ArtsHub interview

This is the text of an interview in ArtsHub in July 2007.


What’s a typical workday like for a Circus Oz performer?

There’s no such thing.

It can be a heavily-scheduled but everchanging round of rehearsals, devisings and meetings at our Port Melbourne H.Q., or it can be all airports, buses and hotels; or unloading trucks and roadcases, bolting things together and plugging them in, or putting them away again; or actually doing the show: two hours of physical, dramatic and musical preparation followed by two hours of actual show, maybe twice.

Or a mixture of all of those things.

How long does one show take you to put together?

Once again, there’s no such thing as “one show”. Because of the group-devised nature of a Circus Oz show, what is in the show depends on who is in the show, and how they relate to eachother.

How much a show changes from one tour to the next depends on how much time we have, which parts we want to change, and who has left and who has arrived in the cast.
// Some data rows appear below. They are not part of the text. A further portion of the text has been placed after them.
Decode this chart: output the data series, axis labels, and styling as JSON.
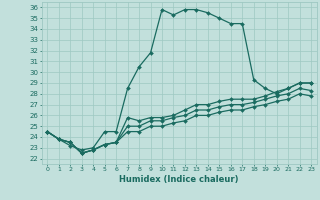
{
  "xlabel": "Humidex (Indice chaleur)",
  "xlim": [
    -0.5,
    23.5
  ],
  "ylim": [
    21.5,
    36.5
  ],
  "yticks": [
    22,
    23,
    24,
    25,
    26,
    27,
    28,
    29,
    30,
    31,
    32,
    33,
    34,
    35,
    36
  ],
  "xticks": [
    0,
    1,
    2,
    3,
    4,
    5,
    6,
    7,
    8,
    9,
    10,
    11,
    12,
    13,
    14,
    15,
    16,
    17,
    18,
    19,
    20,
    21,
    22,
    23
  ],
  "bg_color": "#c2e0dc",
  "grid_color": "#9ec8c2",
  "line_color": "#1a6b60",
  "marker": "D",
  "marker_size": 2.0,
  "line_width": 0.9,
  "lines": [
    [
      24.5,
      23.8,
      23.2,
      22.8,
      23.0,
      24.5,
      24.5,
      28.5,
      30.5,
      31.8,
      35.8,
      35.3,
      35.8,
      35.8,
      35.5,
      35.0,
      34.5,
      34.5,
      29.3,
      28.5,
      28.0,
      28.5,
      29.0,
      29.0
    ],
    [
      24.5,
      23.8,
      23.5,
      22.5,
      22.8,
      23.3,
      23.5,
      25.8,
      25.5,
      25.8,
      25.8,
      26.0,
      26.5,
      27.0,
      27.0,
      27.3,
      27.5,
      27.5,
      27.5,
      27.8,
      28.2,
      28.5,
      29.0,
      29.0
    ],
    [
      24.5,
      23.8,
      23.5,
      22.5,
      22.8,
      23.3,
      23.5,
      25.0,
      25.0,
      25.5,
      25.5,
      25.8,
      26.0,
      26.5,
      26.5,
      26.8,
      27.0,
      27.0,
      27.2,
      27.5,
      27.8,
      28.0,
      28.5,
      28.3
    ],
    [
      24.5,
      23.8,
      23.5,
      22.5,
      22.8,
      23.3,
      23.5,
      24.5,
      24.5,
      25.0,
      25.0,
      25.3,
      25.5,
      26.0,
      26.0,
      26.3,
      26.5,
      26.5,
      26.8,
      27.0,
      27.3,
      27.5,
      28.0,
      27.8
    ]
  ]
}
So the show tends to evolve rather than abruptly transform.

That said, our rehearsal periods range from one day to a couple of months at the most.

What do you like best about touring a production to another country?
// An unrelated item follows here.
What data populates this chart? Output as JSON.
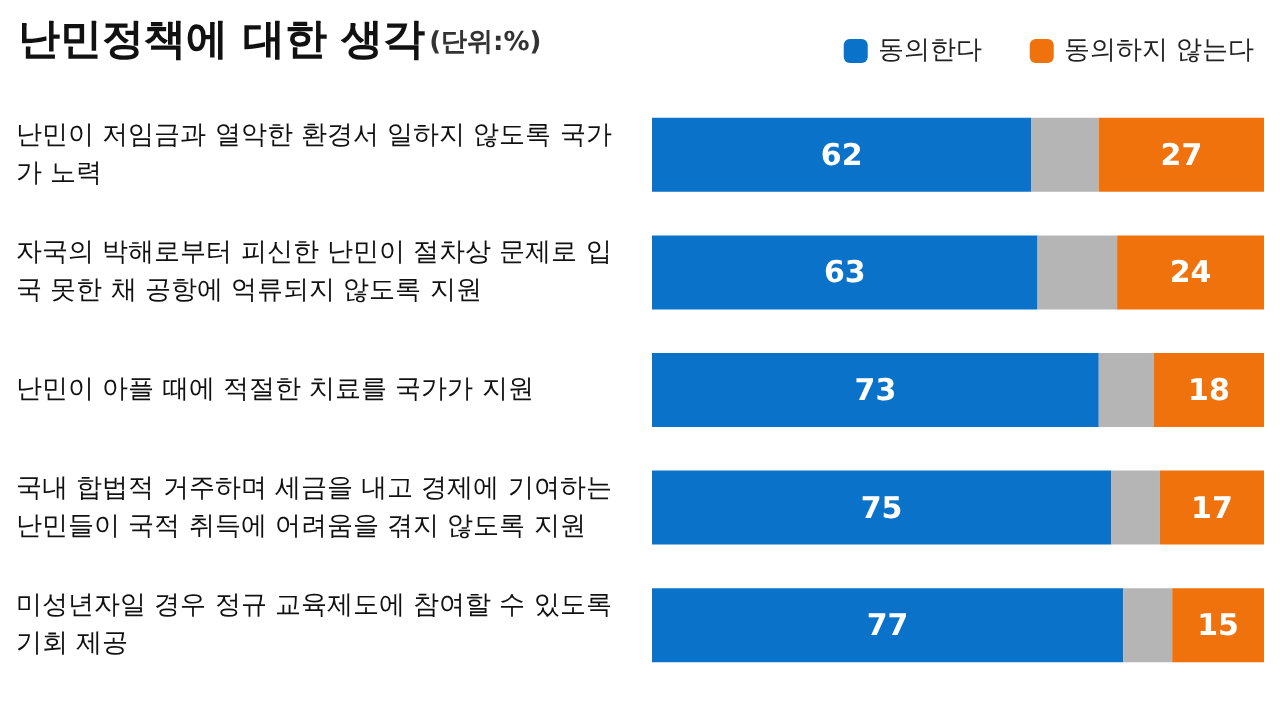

Apart from all the joys of travel, I enjoy the way that different cultures interpret the show in unexpectedly different ways – moments that usually bring the house down are received in stony silence, or you may hear roars of laughter for no apparent reason. Sometimes you are even given credit for brilliance where none was intended. I like to find out why; and we often adjust the show accordingly.
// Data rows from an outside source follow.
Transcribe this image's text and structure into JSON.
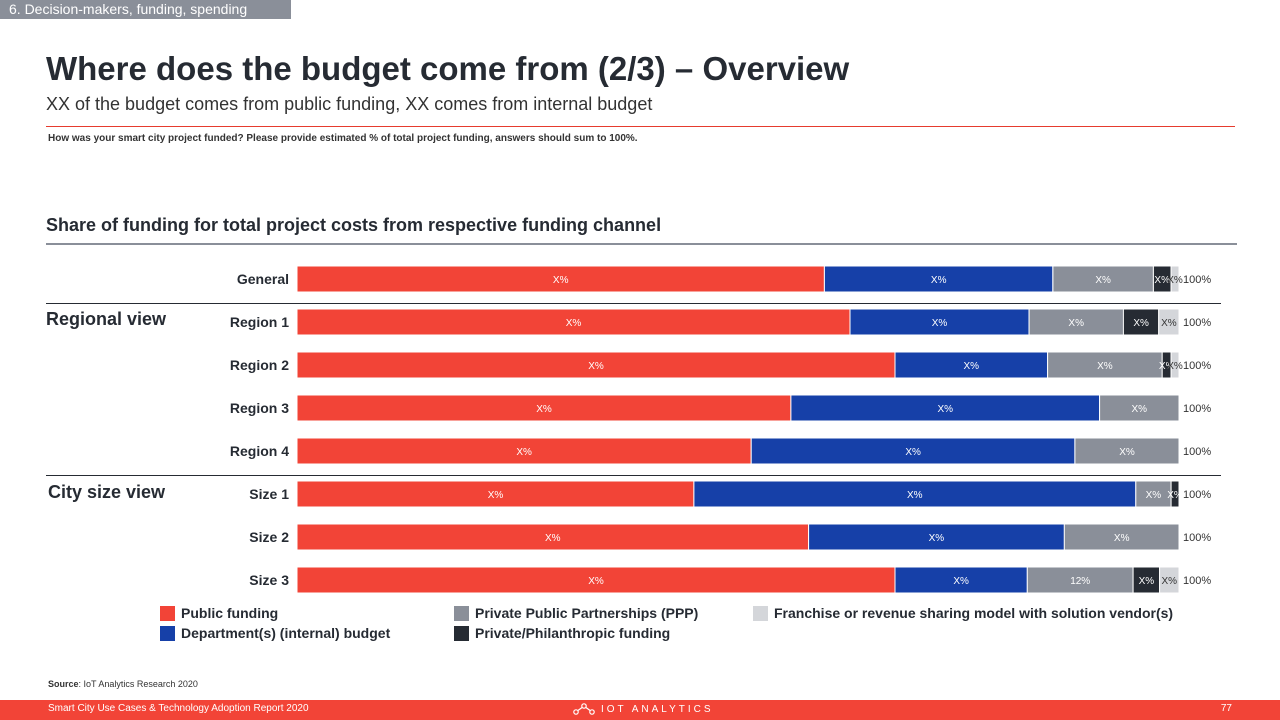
{
  "header": {
    "section_tag": "6. Decision-makers, funding, spending",
    "title": "Where does the budget come from (2/3) – Overview",
    "subtitle": "XX of the budget comes from public funding, XX comes from internal budget",
    "question": "How was your smart city project funded?  Please provide estimated % of total project funding, answers should sum to 100%."
  },
  "colors": {
    "public": "#f24437",
    "department": "#1640a8",
    "ppp": "#8a8f99",
    "private": "#262b33",
    "franchise": "#d4d6da"
  },
  "groups": {
    "regional": "Regional view",
    "city_size": "City size view"
  },
  "chart_data": {
    "type": "bar",
    "orientation": "horizontal",
    "stacked": true,
    "title": "Share of funding for total project costs from respective funding channel",
    "categories": [
      "General",
      "Region 1",
      "Region 2",
      "Region 3",
      "Region 4",
      "Size 1",
      "Size 2",
      "Size 3"
    ],
    "totals": [
      "100%",
      "100%",
      "100%",
      "100%",
      "100%",
      "100%",
      "100%",
      "100%"
    ],
    "xlim": [
      0,
      100
    ],
    "series": [
      {
        "name": "Public funding",
        "color_key": "public",
        "values": [
          59.8,
          62.7,
          67.8,
          56.0,
          51.5,
          45.0,
          58.0,
          67.8
        ],
        "labels": [
          "X%",
          "X%",
          "X%",
          "X%",
          "X%",
          "X%",
          "X%",
          "X%"
        ]
      },
      {
        "name": "Department(s) (internal) budget",
        "color_key": "department",
        "values": [
          25.9,
          20.3,
          17.3,
          35.0,
          36.7,
          50.1,
          29.0,
          15.0
        ],
        "labels": [
          "X%",
          "X%",
          "X%",
          "X%",
          "X%",
          "X%",
          "X%",
          "X%"
        ]
      },
      {
        "name": "Private Public Partnerships (PPP)",
        "color_key": "ppp",
        "values": [
          11.4,
          10.7,
          13.0,
          9.0,
          11.8,
          4.0,
          13.0,
          12.0
        ],
        "labels": [
          "X%",
          "X%",
          "X%",
          "X%",
          "X%",
          "X%",
          "X%",
          "12%"
        ]
      },
      {
        "name": "Private/Philanthropic funding",
        "color_key": "private",
        "values": [
          2.0,
          4.0,
          1.0,
          0,
          0,
          0.9,
          0,
          3.0
        ],
        "labels": [
          "X%",
          "X%",
          "X%",
          "",
          "",
          "X%",
          "",
          "X%"
        ]
      },
      {
        "name": "Franchise or revenue sharing model with solution vendor(s)",
        "color_key": "franchise",
        "values": [
          0.9,
          2.3,
          0.9,
          0,
          0,
          0,
          0,
          2.2
        ],
        "labels": [
          "X%",
          "X%",
          "X%",
          "",
          "",
          "",
          "",
          "X%"
        ]
      }
    ]
  },
  "source": {
    "label": "Source",
    "text": ": IoT Analytics Research 2020"
  },
  "footer": {
    "report": "Smart City Use Cases & Technology Adoption Report 2020",
    "logo": "IOT ANALYTICS",
    "page": "77"
  }
}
We also like to translate parts of the dialog into local languages, and this can be fun to attempt, if not to listen to.
 

And what do you least like?

Being away from family and friends.

How is international touring different from touring within Australia?

In English-speaking countries it’s not so different; otherwise not being fluent in local languages can be a real handicap. On the other hand, it gives you a sense of alertness – you know that everything may be different from what you expect, so you notice everything, and even banalities can become fascinating. Or is that just jet-lag?

Which was your favourite performance, why was it your favourite performance, and where did it take place?

The answer to that question is always changing; but right now it would be a show we did a couple of months ago outside Kunnunnurra during a tour of the Kimberley. We set up as much as we could on the ground in a circle of boab trees and did a free sunset show for whoever showed up, which included a lot of local Aboriginal kids and their families. The effect of their enthusiasm for the show and for life in general was electrifying and unforgettable.

How did you get into circus, and where did you hone your craft?

A simple audition (ten years ago now) was all it took; but to be ready for that, I had spent fifteen years playing in all kinds of bands, from stupid parody to serious jazz, for all kinds of audiences, from drunken rabbles to schoolkids to Kanak villages to hushed auditoriums, to get the kind of versatility and openness required.

I had just graduated from the Victorian College of the Arts at the time, but Circus Oz didn’t ask to see my degree.

What’s the most difficult stunt you’ve had to perform?

For physical fear-factor it would have to be swinging off the sails of the Sydney Opera House with my double bass for New Year’s Eve 2000 – that was high!

Maximum performance-anxiety was during my first European show with Oz in  1999 in Munich, where I had to deliver great slabs of German script without having a clue what I was talking about.

Any backstage rituals?

I always have to have sixty-five cents in change in my pocket, while I spin around twenty-nine times counter-clockwise chanting the first paragraph of “Catcher in the rye”. The stage manager must stop me at the five minute call and give me a glass of sour persimmon juice.

Not really, I just get dressed and made up and go on. I don’t like to make myself nervous.

Is circus a financially viable profession?

Look, if you want money, get into real estate; but I get by, and hey, it beats working!